海をわたる給食

上島町には、4つの小学校と3つの中学校があります。

 

そのうちの1つ、魚島小中学校の給食は、毎日「海」を越えて子どもたちの元に届きます。

給食センターがある弓削島から、魚島までは、快速船で約1時間。船は1日に4便しかありません。

その日作れた給食は、しっかり鍵をかけられ、お昼前の便に積まれます。

 

ゴーーー。ジャブン、ジャブン。

 

小さな快速船が、毎日一生懸命、波をかき分け子どもたちにごはんを運びます。そのころ魚島では、先生が港にスタンバイ。

船員さんから給食を受け取り、車に乗せて学校に向かいます。

  

 

学校に着くと、白い給食着を来た子どもたちが駆け寄ってきます。さあ、お待ちかねの給食の時間です!

「早く、運んでー」

 

子どもたちと先生のごはんが、1つの食缶に入れられて届きます。

1年生と5年生ではごはんの量が異なるので、みんな均等に盛ればよいというわけにはいきません。

   

「これは1年生の分っと。」「え~、これは1年生には多いんじゃない?」みんなで考えながら、当番さんが盛りつけていきます。

どうかな、上手に盛れたかな?

 

さあ、今日のメニューは、キムチごはん、おからココット、金時豆の甘煮、春さめスープ、ババナ、牛乳です。

スープも冷めずに温かいまま届きます。冷たいものも冷たいまま届きます。

全校生徒と先生、みんな揃って、「いただきま~す」

 

こちらの学校では、給食を残す子はほとんどいないそうです。

みんなきれいに食べきって、最後は自分が使った食器を自分で洗います。ごはんが入っていた食缶も、きれいに洗って返します。

  

使った食器をその日に給食センターに返すことができないので、汚れがこびりつかないように、洗っているのだそうですが、

自分が使った食器は自分で洗うという習慣。これも、少ない人数だからこそできる教育のかたちなのではないかと思いました。

 

■船が欠航の日は、お弁当

海が荒れて船が欠航の日は、給食もお休みです。

朝1番の船の汽笛が聞こえないと、「今日は船が動かない」と、おかあさんたちは急いでお弁当の準備を始めます。

間に合わないときは、家に帰ってご飯を食べます。

 

魚島では、平成16年の町村合を期に給食が始まりました。それまでは、家に帰って昼ごはんを食べていたのだそうです。

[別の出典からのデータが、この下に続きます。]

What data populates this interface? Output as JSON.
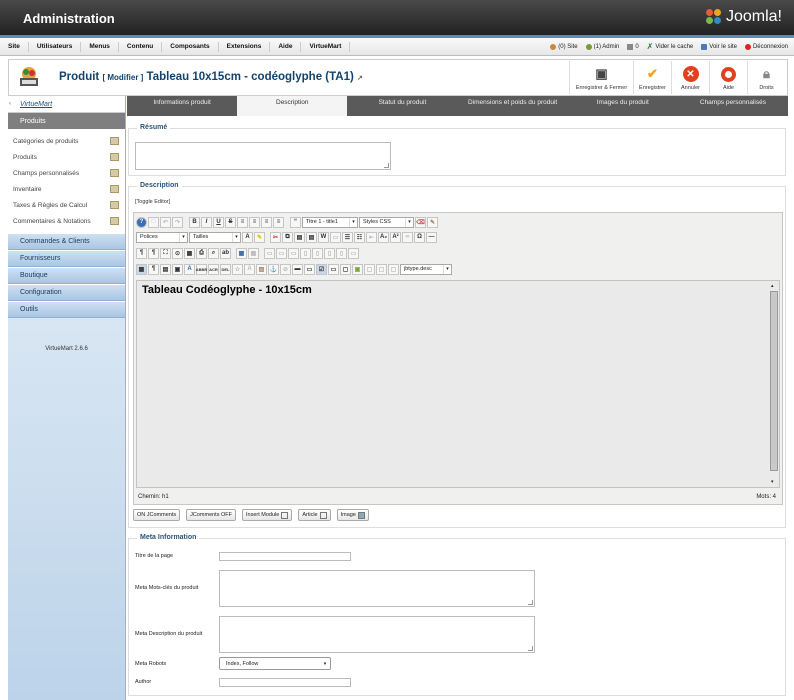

家に帰ってごはんを食べるというのもリラックスできてよさそうですが、友達と一緒に同じものを食べる給食の場で、学ぶことも多いですよね。

 

子どもたちに、「給食は好き?」と聞くと、「毎日違うメニューがでるから好き」とのこと。

ちなみに、一番好きなメニューは、なすのラザニア、なっとうハンバークといった声が挙がりました。

子どもたちのグルメぶりと、ずいぶん凝ったメニューがでるということに驚きました。

 

全校生徒9名の海をわたる給食。この子たちが大人になったとき、この給食のことをどう思い出すのでしょうか。